Disclosing benchmark results is forbidden by the licensing, which isn't uncommon for proprietary DBs, e.g. https://stackoverflow.com/questions/12115397/is-it-against-l...

Incidentally, I was writing up some notes earlier today about the nightly benchmarks we run for Crux (another Clojure-flavoured Datalog DB), which may be of interest: https://opencrux.com/articles/benchmarks.html

benrbray · on May 17, 2021

> Disclosing benchmark results is forbidden by the licensing

How on earth is this enforceable? Talk about anti-competitive!

detaro · on May 17, 2021

> How on earth is this enforceable?

It might not be, but few people care enough about publishing numbers to go through the trouble of finding out (and potentially betting wrong). Although comparisons to "leading proprietary industry database" winkwink nudgenudge might happen, at least in academic circles.

gillh · on May 17, 2021

At Netsil (microservice observability startup), API analytics and stream-processor was built using a dialect of Datalog. Netsil was acquired by Nutanix in 2018 and the technology was incorporated into a couple of product lines. The Datalog engine at Netsil is pretty sophisticated, capable of fine-grained parallelism (built on task-stealing architecture) - Datalog programs are chained together in a pipeline, such that the output of one program is an input to another. These programs (stages in the pipeline) can be run in serial, parallel or context_ordered modes. In context_ordered mode the tuples are sent to the execution engine ordered by their context_keys -- e.g. captured packets from the same flow are processed serially and in parallel across flows.
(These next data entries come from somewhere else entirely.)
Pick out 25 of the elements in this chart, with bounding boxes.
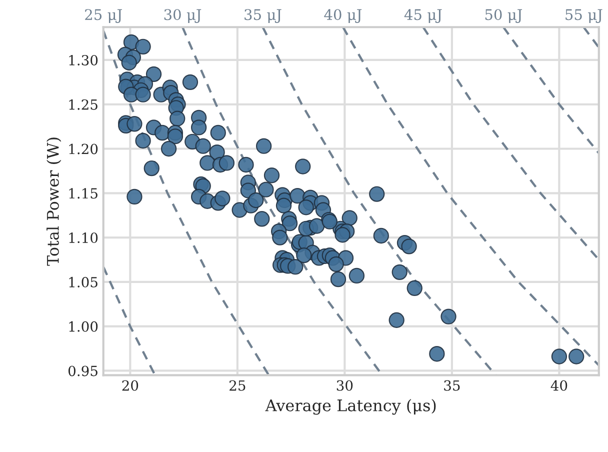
series-label: 45 μJ	[404, 9, 442, 23]
y-tick-label: 1.10	[69, 232, 98, 244]
x-tick-label: 25	[230, 380, 246, 391]
series-label: 25 μJ	[85, 9, 122, 23]
x-axis-title: Average Latency (μs)	[265, 399, 436, 415]
x-tick-label: 40	[550, 380, 568, 391]
x-tick-label: 35	[444, 380, 460, 391]
y-tick-label: 1.20	[69, 144, 98, 154]
x-tick-label: 30	[336, 380, 353, 391]
y-tick-label: 1.00	[69, 321, 98, 332]
series-label: 40 μJ	[324, 9, 362, 23]
y-tick-label: 1.25	[69, 99, 98, 110]
y-tick-label: 1.15	[69, 188, 98, 199]
y-axis-title: Total Power (W)	[46, 138, 62, 266]
y-tick-label: 0.95	[68, 366, 98, 376]
series-label: 30 μJ	[164, 9, 202, 23]
line-series	[342, 27, 599, 367]
y-tick-label: 1.05	[69, 276, 98, 288]
x-tick-label: 20	[122, 380, 138, 391]
series-label: 50 μJ	[485, 9, 522, 23]
series-label: 35 μJ	[244, 9, 282, 23]
line-series	[422, 27, 599, 261]
line-series	[103, 30, 270, 376]
y-tick-label: 1.30	[69, 54, 98, 66]
series-label: 55 μJ	[566, 9, 602, 23]
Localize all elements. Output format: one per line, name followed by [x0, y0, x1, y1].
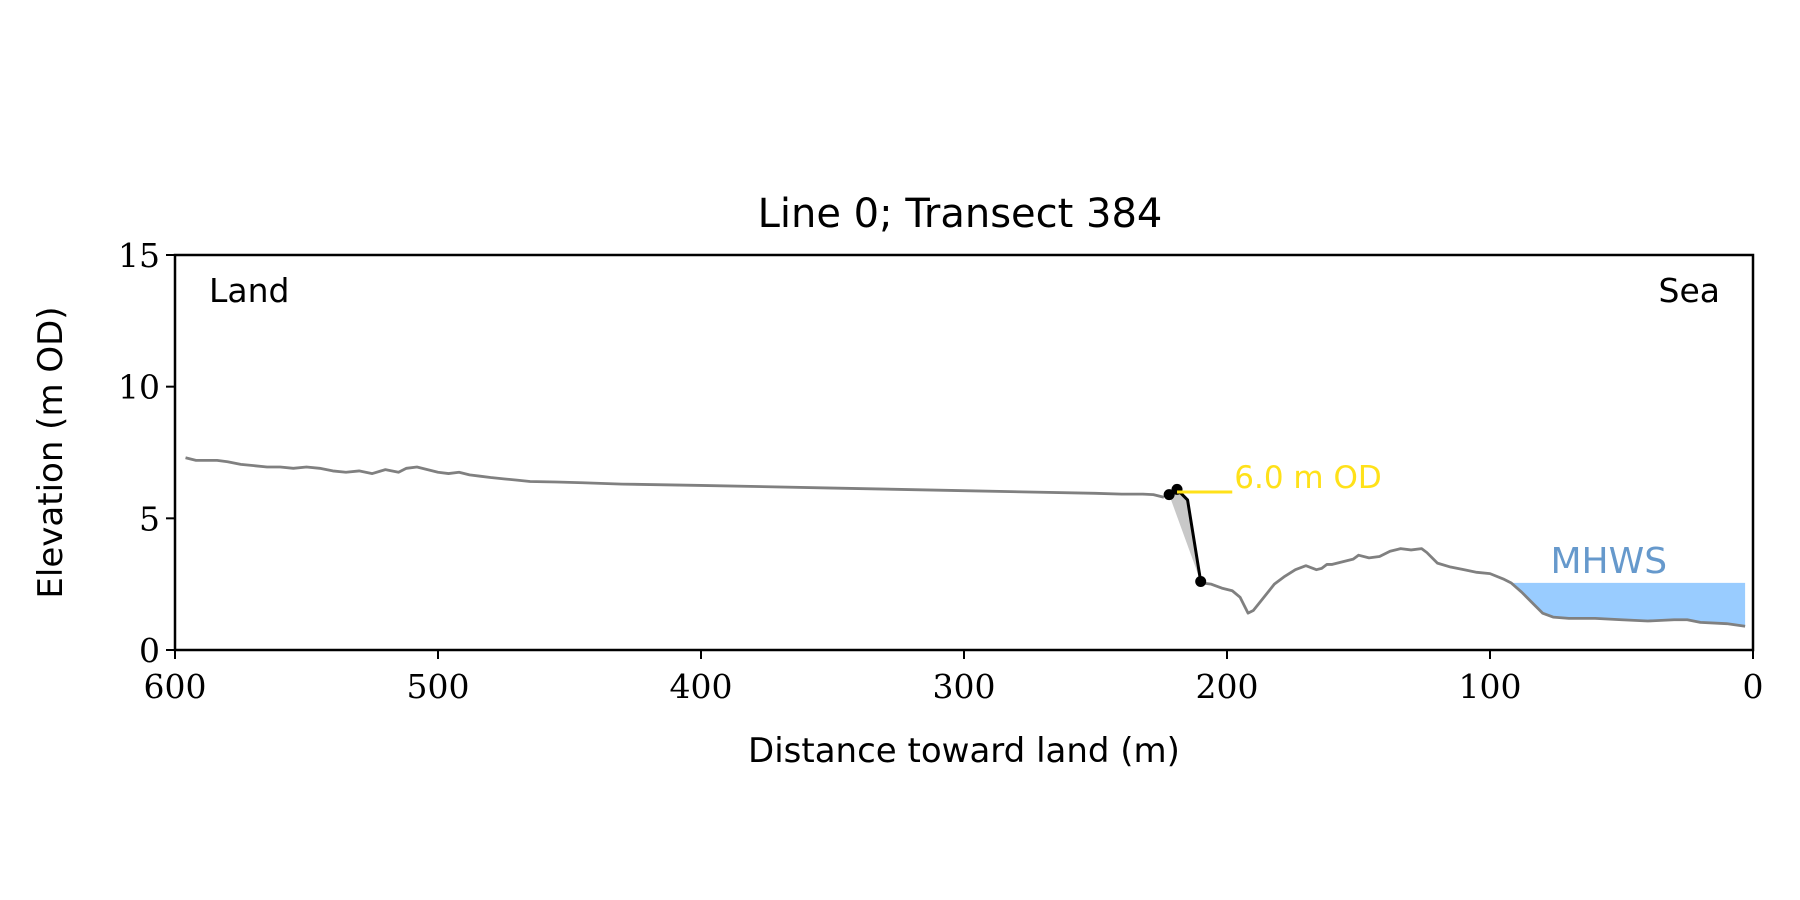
axes-frame: [173, 253, 1755, 652]
mhws-label: MHWS: [1550, 541, 1667, 582]
chart-title: Line 0; Transect 384: [758, 191, 1163, 237]
mhws-area: [1511, 582, 1746, 627]
plot-area: 6.0 m OD MHWS: [185, 456, 1746, 628]
y-tick-label: 15: [118, 236, 160, 275]
x-tick-label: 200: [1196, 667, 1259, 706]
land-label: Land: [209, 271, 289, 310]
y-tick-label: 5: [139, 499, 160, 538]
x-tick-label: 400: [670, 667, 733, 706]
y-axis: 0 5 10 15: [118, 236, 175, 670]
x-tick-label: 100: [1459, 667, 1522, 706]
threshold-label: 6.0 m OD: [1234, 460, 1381, 496]
x-tick-label: 600: [144, 667, 207, 706]
y-tick-label: 10: [118, 368, 160, 407]
cliff-point: [1163, 489, 1175, 501]
x-tick-label: 500: [407, 667, 470, 706]
sea-label: Sea: [1659, 271, 1720, 310]
y-tick-label: 0: [139, 631, 160, 670]
x-tick-label: 0: [1743, 667, 1764, 706]
y-axis-label: Elevation (m OD): [31, 306, 71, 598]
x-axis-label: Distance toward land (m): [748, 731, 1180, 771]
cliff-fill: [1169, 489, 1201, 582]
profile-line-sea: [1200, 547, 1746, 628]
x-axis: 600 500 400 300 200 100 0: [144, 650, 1764, 706]
cliff-point: [1195, 576, 1207, 588]
x-tick-label: 300: [933, 667, 996, 706]
profile-line-land: [185, 456, 1165, 499]
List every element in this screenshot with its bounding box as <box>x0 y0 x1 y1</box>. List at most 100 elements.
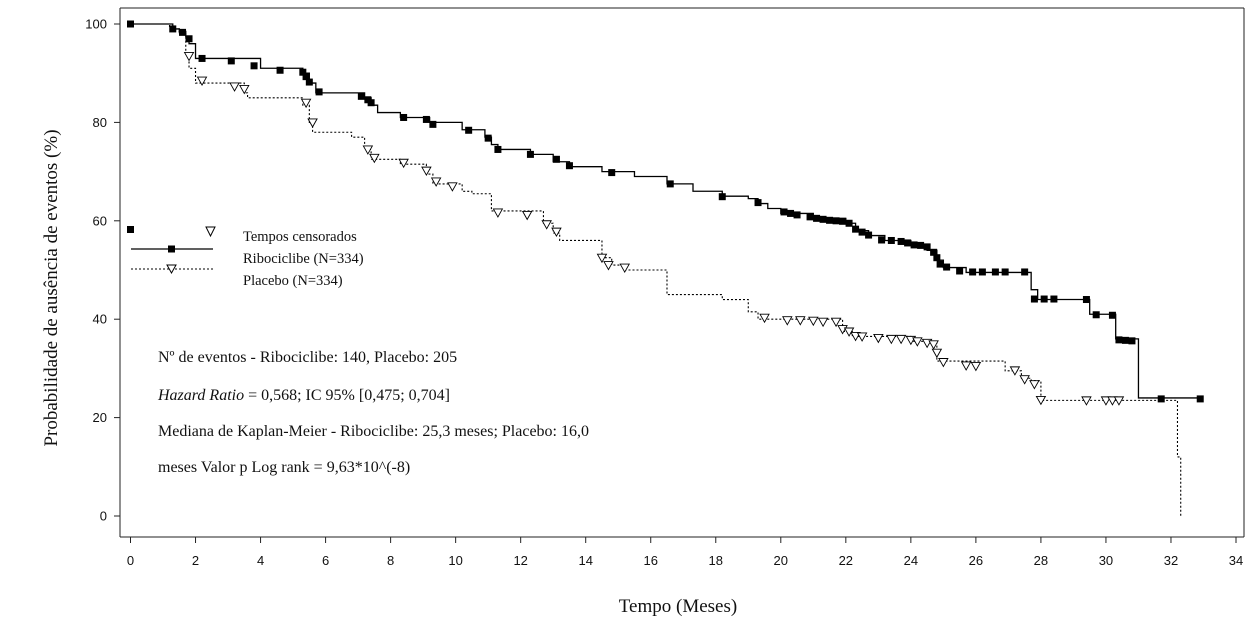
censor-point-placebo <box>808 316 819 327</box>
censor-point-placebo <box>1113 396 1125 406</box>
x-tick-label: 6 <box>322 553 329 568</box>
censor-point-ribociclibe <box>813 214 821 222</box>
censor-point-ribociclibe <box>305 78 313 86</box>
plot-area <box>119 7 1245 538</box>
censor-point-ribociclibe <box>917 241 925 249</box>
annotation-median: Mediana de Kaplan-Meier - Ribociclibe: 2… <box>158 423 589 440</box>
censor-point-placebo <box>307 118 318 128</box>
censor-point-ribociclibe <box>936 260 944 268</box>
censor-point-ribociclibe <box>315 88 323 96</box>
censor-point-placebo <box>912 337 923 347</box>
censor-point-placebo <box>369 153 380 164</box>
censor-point-placebo <box>856 332 868 342</box>
censor-point-placebo <box>938 358 949 368</box>
x-tick-label: 2 <box>192 553 199 568</box>
censor-point-ribociclibe <box>826 216 834 224</box>
annotation-hazard-ratio: Hazard Ratio = 0,568; IC 95% [0,475; 0,7… <box>157 387 450 404</box>
x-tick-label: 0 <box>127 553 134 568</box>
censor-point-ribociclibe <box>933 254 941 262</box>
censor-point-ribociclibe <box>400 113 408 121</box>
censor-point-ribociclibe <box>780 208 788 216</box>
censor-point-placebo <box>447 182 458 192</box>
legend-placebo-marker <box>166 264 177 275</box>
legend-censor-label: Tempos censorados <box>243 229 357 245</box>
censor-point-placebo <box>928 340 939 350</box>
censor-point-ribociclibe <box>1001 268 1009 276</box>
x-tick-label: 12 <box>513 553 527 568</box>
censor-point-placebo <box>398 158 409 169</box>
censor-point-placebo <box>1019 375 1030 385</box>
censor-point-ribociclibe <box>943 263 951 271</box>
censor-point-placebo <box>960 361 972 371</box>
censor-point-placebo <box>1009 366 1021 376</box>
censor-point-ribociclibe <box>1196 395 1204 403</box>
censor-point-ribociclibe <box>565 162 573 170</box>
censor-point-placebo <box>541 220 552 230</box>
x-tick-label: 10 <box>448 553 462 568</box>
censor-point-placebo <box>1081 396 1092 406</box>
censor-point-placebo <box>239 84 250 95</box>
censor-point-ribociclibe <box>484 134 492 142</box>
censor-point-placebo <box>1107 396 1118 406</box>
censor-point-ribociclibe <box>666 180 674 188</box>
censor-point-ribociclibe <box>1092 311 1100 319</box>
censor-point-ribociclibe <box>991 268 999 276</box>
censor-point-ribociclibe <box>185 35 193 43</box>
censor-point-ribociclibe <box>865 231 873 239</box>
censor-point-ribociclibe <box>429 120 437 128</box>
censor-point-ribociclibe <box>832 217 840 225</box>
censor-point-ribociclibe <box>969 268 977 276</box>
censor-point-ribociclibe <box>169 25 177 33</box>
series-line-placebo <box>130 23 1182 516</box>
censor-point-ribociclibe <box>1108 311 1116 319</box>
censor-point-ribociclibe <box>1040 295 1048 303</box>
censor-point-placebo <box>183 52 195 62</box>
hazard-ratio-value: = 0,568; IC 95% [0,475; 0,704] <box>244 387 450 404</box>
censor-point-ribociclibe <box>956 267 964 275</box>
censor-point-placebo <box>782 316 793 326</box>
censor-point-ribociclibe <box>878 236 886 244</box>
censor-point-ribociclibe <box>1121 336 1129 344</box>
censor-point-ribociclibe <box>494 145 502 153</box>
survival-curves <box>130 23 1201 516</box>
censor-point-placebo <box>492 208 504 218</box>
censor-point-placebo <box>817 317 829 328</box>
censor-point-placebo <box>229 82 240 92</box>
censor-point-ribociclibe <box>422 115 430 123</box>
censor-point-placebo <box>1035 395 1047 406</box>
hazard-ratio-label: Hazard Ratio <box>157 387 244 404</box>
y-tick-label: 100 <box>85 17 107 32</box>
x-tick-label: 20 <box>774 553 788 568</box>
censor-point-placebo <box>837 325 848 335</box>
x-tick-label: 18 <box>709 553 723 568</box>
censor-point-ribociclibe <box>127 20 134 28</box>
censor-point-ribociclibe <box>552 155 560 163</box>
censor-point-ribociclibe <box>904 239 912 247</box>
x-tick-label: 22 <box>839 553 853 568</box>
legend-placebo-label: Placebo (N=334) <box>243 273 343 289</box>
y-tick-label: 60 <box>93 213 107 228</box>
censor-point-placebo <box>521 210 533 221</box>
censor-point-placebo <box>795 316 806 326</box>
censor-point-placebo <box>886 334 897 345</box>
y-tick-label: 20 <box>93 410 107 425</box>
censor-point-placebo <box>873 333 884 344</box>
censor-point-placebo <box>362 145 374 155</box>
censor-point-placebo <box>850 331 861 342</box>
x-axis-title: Tempo (Meses) <box>619 596 737 617</box>
y-tick-label: 80 <box>93 115 107 130</box>
censor-point-placebo <box>196 76 208 86</box>
censor-point-placebo <box>1029 380 1040 390</box>
x-tick-label: 30 <box>1099 553 1113 568</box>
x-tick-label: 4 <box>257 553 264 568</box>
censor-point-ribociclibe <box>1030 295 1038 303</box>
x-tick-label: 32 <box>1164 553 1178 568</box>
censor-point-placebo <box>1100 396 1112 406</box>
censor-point-ribociclibe <box>179 28 187 36</box>
censor-point-ribociclibe <box>1050 295 1058 303</box>
censor-point-placebo <box>830 317 842 328</box>
censor-point-placebo <box>603 261 614 271</box>
censor-point-ribociclibe <box>930 248 938 256</box>
censor-point-placebo <box>430 177 442 187</box>
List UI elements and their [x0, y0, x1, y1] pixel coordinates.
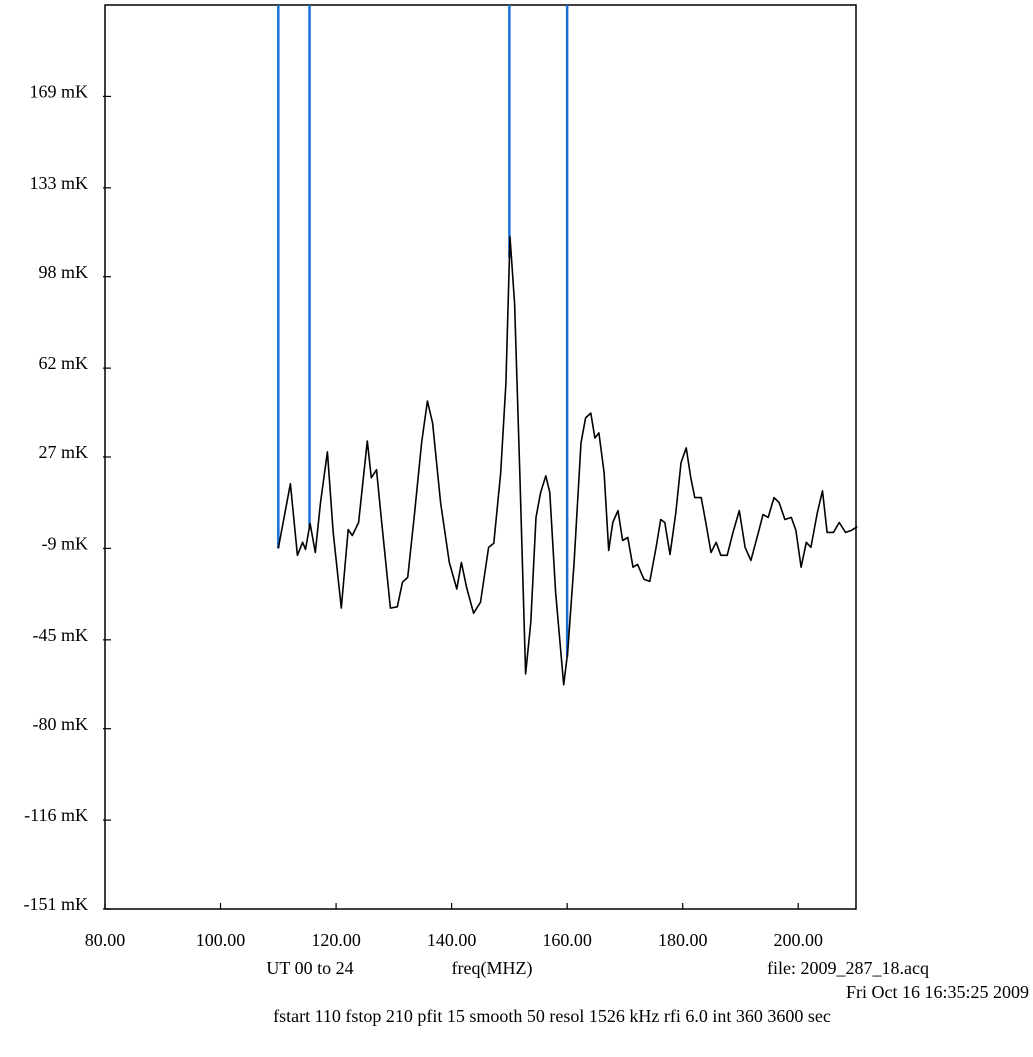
y-tick-label: 27 mK — [39, 442, 89, 462]
x-tick-label: 140.00 — [427, 930, 477, 950]
x-tick-label: 200.00 — [773, 930, 823, 950]
x-tick-label: 160.00 — [542, 930, 592, 950]
x-tick-label: 80.00 — [85, 930, 126, 950]
y-tick-label: -80 mK — [33, 714, 89, 734]
y-tick-label: 169 mK — [30, 82, 89, 102]
annotation: fstart 110 fstop 210 pfit 15 smooth 50 r… — [273, 1006, 831, 1026]
y-tick-label: -9 mK — [42, 534, 89, 554]
annotation: UT 00 to 24 — [266, 958, 353, 978]
x-tick-label: 180.00 — [658, 930, 708, 950]
annotation: Fri Oct 16 16:35:25 2009 — [846, 982, 1029, 1002]
y-tick-label: -116 mK — [24, 805, 88, 825]
x-axis-label: freq(MHZ) — [452, 958, 533, 979]
plot-frame — [104, 4, 857, 910]
data-line — [277, 236, 858, 686]
y-tick-label: 133 mK — [30, 173, 89, 193]
x-tick-label: 120.00 — [311, 930, 361, 950]
y-tick-label: -45 mK — [33, 625, 89, 645]
y-tick-label: -151 mK — [24, 894, 89, 914]
y-tick-label: 98 mK — [39, 262, 89, 282]
x-tick-label: 100.00 — [196, 930, 246, 950]
annotation: file: 2009_287_18.acq — [767, 958, 929, 978]
y-tick-label: 62 mK — [39, 353, 89, 373]
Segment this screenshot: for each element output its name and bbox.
In addition, it incorporates SQLite embedded DB for materialized tables and state. The raw events are aggregated using Datalog rules & tables and SQL queries are auto-generated from high-level Datalog rules. We also extended Datalog with the concept of "Accumulators", stateful objects in rule head that emit a tuple when certain conditions are met - e.g. we build Windowed Counters, TCP re-assembly from network packets etc. using Accumulators.

In addition to all this, one could distribute Datalog programs across machines -- Tuples serialize to protobuf and sent across machines over ZeroMQ etc. We used distributed features by sending raw metrics from the Host based Agents on customer's machines to the cloud service where the Datalog based stream processor joins the incoming metrics/events tuples with metadata collected from external sources (e.g. K8S tags).

The Datalog engine also synchronized some tables with Zookeeper for distributing config updates in real-time such as metadata tables that were used in stream-joins. E.g. each time a new K8S pod was detected in customer environment, an update tuple was sent to cloud, which updated the Zookeeper backed materialized table thereby synchronizing with all other stream-processor pods in near-realtime.

raspasov · on May 17, 2021

Yes, I've been using DataScript (which uses this flavor of Datalog) to store and query the data locally in my iOS app in the last few months. DataScript works well but you need to know how to use it.

Benchmarks would entirely depend on the implementation of the database/language.

pm90 · on May 16, 2021

Heh, I read it as "learn datadog today". Which would also be an interesting article, as it took me quite a while to understand how its supposed to work.

tannhaeuser · on May 16, 2021

Unfortunately, the term "Datalog" has been used inflationary to mean anything to anyone as an attempt to market proprietary DBs at this point.

See [1] in case you're wondering what Datalog actually is.

[1]: https://en.m.wikipedia.org/wiki/Datalog

capableweb · on May 16, 2021

> Unfortunately, the term "Datalog" has been used inflationary to mean anything to anyone as an attempt to market proprietary DBs at this point.

Is it? You have any specific examples? The only one mentioned in the website is Datomic, and it is using Datalog. The very second link on the website is also the Datalog Wikipedia page.